ギャロップは、アニメ『機動戦士ガンダム』および『∀ガンダム』に登場する架空の兵器。ジオン公国軍のランバ・ラル隊が使用していた陸戦艇である。
機体下のホバークラフトと左右の強力な外装ポッド式ジェットエンジンにより、巨体さに似合わぬスピードで砂漠を駆け回る高速陸戦艇である。
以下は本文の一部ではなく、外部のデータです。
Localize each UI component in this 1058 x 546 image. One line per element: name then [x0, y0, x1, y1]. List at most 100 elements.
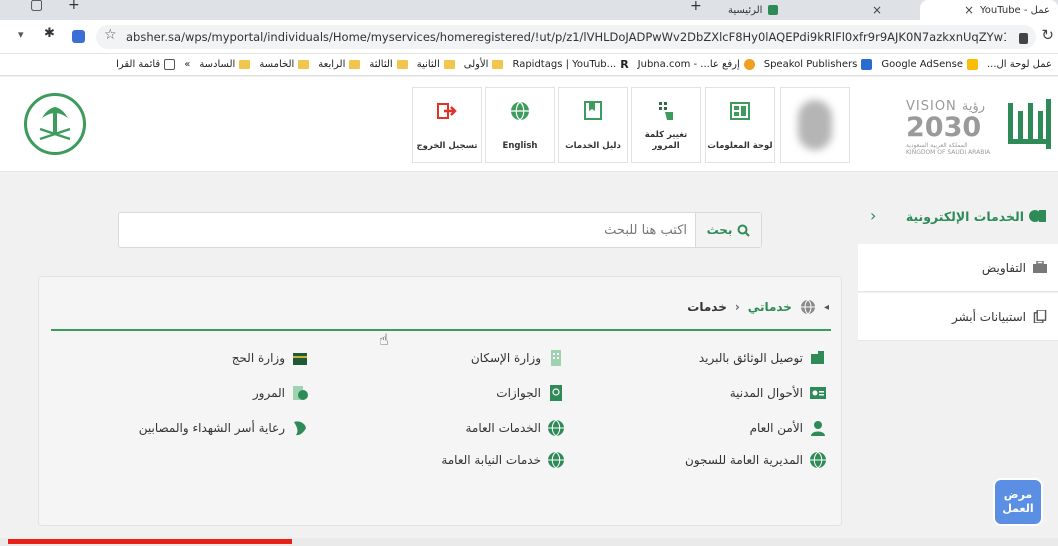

ポッド内のエンジンは4基であるが、劇中でガンダムに破壊された後は予備エンジンの補給が間に合わず、やむなく双発に半減装備を強いられていたものの、問題はなかった模様である。艦体後部には補助エンジン噴射口が4つ。艦首には制動用の噴射口らしきものが2つ確認できるため、エンジンポッドなしでも航行は可能である。
箱状の艦体前方にはモビルスーツ (MS) が発進可能なハッチがあり、格納庫に直結している。MS搭載機数は3機程度だが、格納庫内ではザクやグフなどの整備も可能で、小規模部隊の移動基地として充分な機能を持っている。艦体前面に航行ブリッジがあり、非戦闘時の移動はここで管制されるが、戦闘時には航行ブリッジから左右の戦闘ブリッジにスタッフは移動して指揮を執る。この戦闘ブリッジは脱出艇も兼ねており、射出後は短時間の飛行が可能である。そのほか、甲板上部には2本のロッドアンテナと全周を見渡せる監視塔があり、そのバブルキャノピーからは弾着観測や索敵が行える。
武装は航行ブリッジの両側に対地・対空兼用の連装大型機関砲が各1基。後部には主砲として実体弾式の大型連装砲塔を搭載している。主砲は地上目標に対する長距離援護用だが、劇中では対空にも使っていた。なお、監視塔とエンジンポッドに挟まれている関係上、自艦を撃ち抜かないために砲塔射界は後方の左右30度程度に制限される。ただし、仰角を掛けての曲射(間接照準射撃)や対空射についてはその限りではない。
上記のほか、艦尾に物資運搬およびキャンピングトレーラーとして使用できるカーゴ(後述)を牽引する連結器が装備されており、これによる長期間の作戦活動が可能である。戦闘時にはカーゴを牽引することはない。
搭載機は劇中ではザク、グフ、キュイ。機動性は高く、劇中ではクレバスを跳躍して対岸へ飛ぶなどの離れ業も見せている。反面、ビームジャベリン1本で簡単に撃破されるほど装甲や防御力は貧弱で、前方へ指向不能な主砲射界からも確認できるが、本来は前線での直接戦闘は考慮されてはいない。陸上戦艦というより、あくまで砲撃を含めた後方支援向きの艦である。
カーゴ、被牽引型のキャンピングトレーラー。ドームのような形状をしており、ホバークラフトによる浮上能力を持っている。しかし、推進力を得る機構を持っていないため、自走能力はない。ギャロップと同色で塗装されている。内部については、劇中で描かれることがなかったため、不明である。出入り口には天幕を張ることができる。